The play's plot is complex. Jane (Lucia Brawley '99) and Tarik (Aaron Mathes '98), a young Arab-American couple, return to the house where Jane grew up in order to pack up her remaining belongings before her move to New York, where she is going to be a professional dancer. As soon as Tarik leaves Jane's room, the ghost of Deedee (Melissa Gibson '99), Jane's best friend from high school who died seven years earlier, appears and demands that Jane paint a portrait of her.
Suddenly, the action of play shifts to the past and we learn how Jane and Deedee were required to be good Arab girls and how they also wanted to have fun like American girls. After watching the ways in which Jane's brother Samir (Santiago Tapia '97) and Deedee's boyfriend Nader (Andrew Pitcher '97) treat women, the audience is left with the impression that Arab-American men, with few exceptions, are evil: they only want sex from women and yet demand that all Arab women be virgins at marriage. The younger Tarik is seemingly virtuous, but his occasional sexist, over-bearing outbursts in both the past and present prove he should be guilty by association.

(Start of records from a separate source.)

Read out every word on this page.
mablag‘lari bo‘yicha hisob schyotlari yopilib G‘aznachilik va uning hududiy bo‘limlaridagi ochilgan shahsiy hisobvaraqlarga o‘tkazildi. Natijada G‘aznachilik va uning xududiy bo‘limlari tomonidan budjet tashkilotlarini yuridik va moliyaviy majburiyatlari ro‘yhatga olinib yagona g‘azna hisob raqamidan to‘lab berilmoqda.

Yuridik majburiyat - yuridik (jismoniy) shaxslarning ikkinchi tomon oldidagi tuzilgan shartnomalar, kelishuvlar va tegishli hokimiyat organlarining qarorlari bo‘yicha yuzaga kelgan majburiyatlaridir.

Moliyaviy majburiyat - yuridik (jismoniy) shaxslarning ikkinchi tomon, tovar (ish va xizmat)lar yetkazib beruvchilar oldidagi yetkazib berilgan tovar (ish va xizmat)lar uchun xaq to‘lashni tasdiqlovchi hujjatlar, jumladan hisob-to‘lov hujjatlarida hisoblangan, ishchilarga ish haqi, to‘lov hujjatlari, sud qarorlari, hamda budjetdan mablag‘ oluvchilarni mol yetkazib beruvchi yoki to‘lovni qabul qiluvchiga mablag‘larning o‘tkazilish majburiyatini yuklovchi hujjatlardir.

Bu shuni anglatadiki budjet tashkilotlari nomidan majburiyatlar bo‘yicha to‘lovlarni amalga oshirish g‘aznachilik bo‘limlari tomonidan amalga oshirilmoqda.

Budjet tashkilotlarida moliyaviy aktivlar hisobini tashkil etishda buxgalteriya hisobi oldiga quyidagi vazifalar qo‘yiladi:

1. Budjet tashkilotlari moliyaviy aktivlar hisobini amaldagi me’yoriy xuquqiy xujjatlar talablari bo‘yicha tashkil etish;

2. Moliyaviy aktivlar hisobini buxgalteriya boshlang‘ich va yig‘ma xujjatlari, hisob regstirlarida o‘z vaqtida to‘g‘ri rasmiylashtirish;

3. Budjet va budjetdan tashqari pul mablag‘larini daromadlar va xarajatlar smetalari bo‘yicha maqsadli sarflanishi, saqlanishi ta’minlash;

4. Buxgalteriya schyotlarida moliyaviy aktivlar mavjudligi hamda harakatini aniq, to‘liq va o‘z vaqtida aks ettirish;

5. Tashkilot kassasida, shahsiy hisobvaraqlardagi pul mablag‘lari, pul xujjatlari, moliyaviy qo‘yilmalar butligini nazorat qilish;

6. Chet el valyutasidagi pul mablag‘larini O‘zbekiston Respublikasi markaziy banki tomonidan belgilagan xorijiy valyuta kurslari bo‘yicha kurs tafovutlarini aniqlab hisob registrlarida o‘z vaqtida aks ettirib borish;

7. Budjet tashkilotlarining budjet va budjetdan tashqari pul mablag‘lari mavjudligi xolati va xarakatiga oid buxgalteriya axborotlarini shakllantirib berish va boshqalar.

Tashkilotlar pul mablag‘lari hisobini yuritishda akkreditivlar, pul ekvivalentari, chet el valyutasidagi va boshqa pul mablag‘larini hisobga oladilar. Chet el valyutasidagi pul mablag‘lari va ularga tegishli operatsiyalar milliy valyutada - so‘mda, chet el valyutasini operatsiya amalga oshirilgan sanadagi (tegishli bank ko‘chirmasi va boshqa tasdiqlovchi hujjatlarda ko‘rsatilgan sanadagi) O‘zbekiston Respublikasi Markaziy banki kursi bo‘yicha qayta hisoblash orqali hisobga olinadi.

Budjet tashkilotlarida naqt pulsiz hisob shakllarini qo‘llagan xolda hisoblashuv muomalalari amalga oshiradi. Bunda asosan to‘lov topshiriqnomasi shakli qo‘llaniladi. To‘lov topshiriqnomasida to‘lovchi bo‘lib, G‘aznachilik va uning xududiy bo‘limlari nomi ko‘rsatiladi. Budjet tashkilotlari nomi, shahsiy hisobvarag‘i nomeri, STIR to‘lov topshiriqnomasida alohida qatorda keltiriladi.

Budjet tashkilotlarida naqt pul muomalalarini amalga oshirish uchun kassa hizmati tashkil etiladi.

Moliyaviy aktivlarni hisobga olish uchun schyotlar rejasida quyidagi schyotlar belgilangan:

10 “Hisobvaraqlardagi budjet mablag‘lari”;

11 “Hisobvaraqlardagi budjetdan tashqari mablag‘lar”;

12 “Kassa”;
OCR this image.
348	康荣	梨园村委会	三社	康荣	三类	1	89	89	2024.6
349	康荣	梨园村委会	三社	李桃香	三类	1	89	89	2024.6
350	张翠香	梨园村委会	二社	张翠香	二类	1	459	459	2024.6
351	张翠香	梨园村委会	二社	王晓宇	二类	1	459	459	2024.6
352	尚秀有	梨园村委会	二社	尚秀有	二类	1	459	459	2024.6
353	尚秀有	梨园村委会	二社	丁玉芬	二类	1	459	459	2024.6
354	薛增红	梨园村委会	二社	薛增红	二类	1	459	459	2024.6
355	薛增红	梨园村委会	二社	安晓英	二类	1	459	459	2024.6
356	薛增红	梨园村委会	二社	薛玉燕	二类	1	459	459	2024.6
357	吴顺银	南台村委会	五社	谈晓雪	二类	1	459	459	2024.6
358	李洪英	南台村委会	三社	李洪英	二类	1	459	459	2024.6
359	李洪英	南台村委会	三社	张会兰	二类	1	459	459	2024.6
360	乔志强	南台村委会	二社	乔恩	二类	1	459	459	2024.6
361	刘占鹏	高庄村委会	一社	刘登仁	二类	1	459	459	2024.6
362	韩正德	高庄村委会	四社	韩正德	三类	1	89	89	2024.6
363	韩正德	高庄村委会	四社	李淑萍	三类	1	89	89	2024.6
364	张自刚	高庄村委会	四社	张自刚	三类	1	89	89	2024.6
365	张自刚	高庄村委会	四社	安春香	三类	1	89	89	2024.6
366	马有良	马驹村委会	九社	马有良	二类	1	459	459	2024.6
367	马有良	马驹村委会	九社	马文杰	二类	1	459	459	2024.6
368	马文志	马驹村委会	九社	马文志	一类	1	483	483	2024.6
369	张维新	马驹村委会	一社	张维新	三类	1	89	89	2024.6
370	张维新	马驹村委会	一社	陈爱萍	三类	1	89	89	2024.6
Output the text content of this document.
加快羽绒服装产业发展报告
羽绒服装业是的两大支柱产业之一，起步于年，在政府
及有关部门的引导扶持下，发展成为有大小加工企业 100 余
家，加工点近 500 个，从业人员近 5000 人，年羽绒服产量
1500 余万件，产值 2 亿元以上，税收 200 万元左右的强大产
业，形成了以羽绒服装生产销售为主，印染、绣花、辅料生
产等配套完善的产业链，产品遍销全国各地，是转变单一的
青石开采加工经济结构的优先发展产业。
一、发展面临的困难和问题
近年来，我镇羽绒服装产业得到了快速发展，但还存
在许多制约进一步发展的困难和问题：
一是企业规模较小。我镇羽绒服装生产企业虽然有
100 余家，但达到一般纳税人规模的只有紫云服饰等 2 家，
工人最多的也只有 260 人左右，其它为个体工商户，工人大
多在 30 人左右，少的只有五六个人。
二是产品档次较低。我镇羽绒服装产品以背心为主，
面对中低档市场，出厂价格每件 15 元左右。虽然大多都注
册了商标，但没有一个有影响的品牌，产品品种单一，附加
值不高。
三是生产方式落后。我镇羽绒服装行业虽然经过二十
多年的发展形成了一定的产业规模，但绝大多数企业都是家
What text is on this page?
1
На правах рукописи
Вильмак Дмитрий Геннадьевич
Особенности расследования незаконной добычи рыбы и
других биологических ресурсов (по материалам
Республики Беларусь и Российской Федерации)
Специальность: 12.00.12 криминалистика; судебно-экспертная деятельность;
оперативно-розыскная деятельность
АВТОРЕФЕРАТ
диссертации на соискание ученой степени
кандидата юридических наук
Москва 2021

The play climaxes when Deedee discovers she is pregnant with Nader's child. He has rejected her, and she is determined to have the child. Jane tries to convince Deedee to save the reputation of her family and have an abortion, but she flatly refuses. However, in the last five, extremely confusing and bizarre minutes of the play, it is revealed that Deedee died after a home abortion. Suddenly, back in the present, Jane begins to act like this is all a revelation to her (when it's not), and she seems to have some sort of an epiphany about being an Arab-American woman. What that epiphany is is not made clear.
Much about this production was not clear. While the plot was interesting, if a little too heavy-handed, the actors made watching the play uncomfortable. For some reason Melissa Gibson's Deedee-as-ghost ran laps around the stage while nastily berating poor Jane. Why was she berating her? Aaron Mathes seemed to have difficulty with Tarilc While he was appealing (mostly for lack of any positive male characters), his mood changes and facial expressions were awkward as well as unexplained. Santiago Tapia delivered Samir's lines unsure of appropriate emphasis. He did not seem comfortable moving around the stage. As the purely evil Nader, Andrew Pitcher was more believable, but he also could not stand still.
On the other hand, Lucia Brawley's Jane was pleasant to watch. Well cast as a beautiful, sweet dancer, Brawley was the most able of the cast to hold the stage. Unfortunately she was forced to say some of the most ridiculous lines of the play, mostly concerning the plight of the Arab-American woman. Sometimes one wondered whether or not Shamieh was making fun of Jane: "I'm neither Arab nor American. I'm myself."
While the actors were problematic, they weren't helped by the technical problems or the Adams Pool Theater, which is an extremely limiting space. To get around having only two entrances, actors were forced to hide behind flats for up to ten minutes. Wondering what they were doing back there was highly distracting. Also, the way in which time transitions and flashbacks were made, with brighter lights to mark "The Present," was undermined when costumes didn't change with the passing of seven years.
Student written plays have been much maligned in recent years, and usually without recognizing that they are written by students. Rarely are these plays finished products, and they should not be considered as such. While this production was not a success. "One Arabian Night" has an enormous amount of potential. The themes Shamieh is trying to dramatize are powerful and engaging, and some of the dialogue is very well written. The problem was that it just did not gel into good theater. But this does not mean it can't in the future.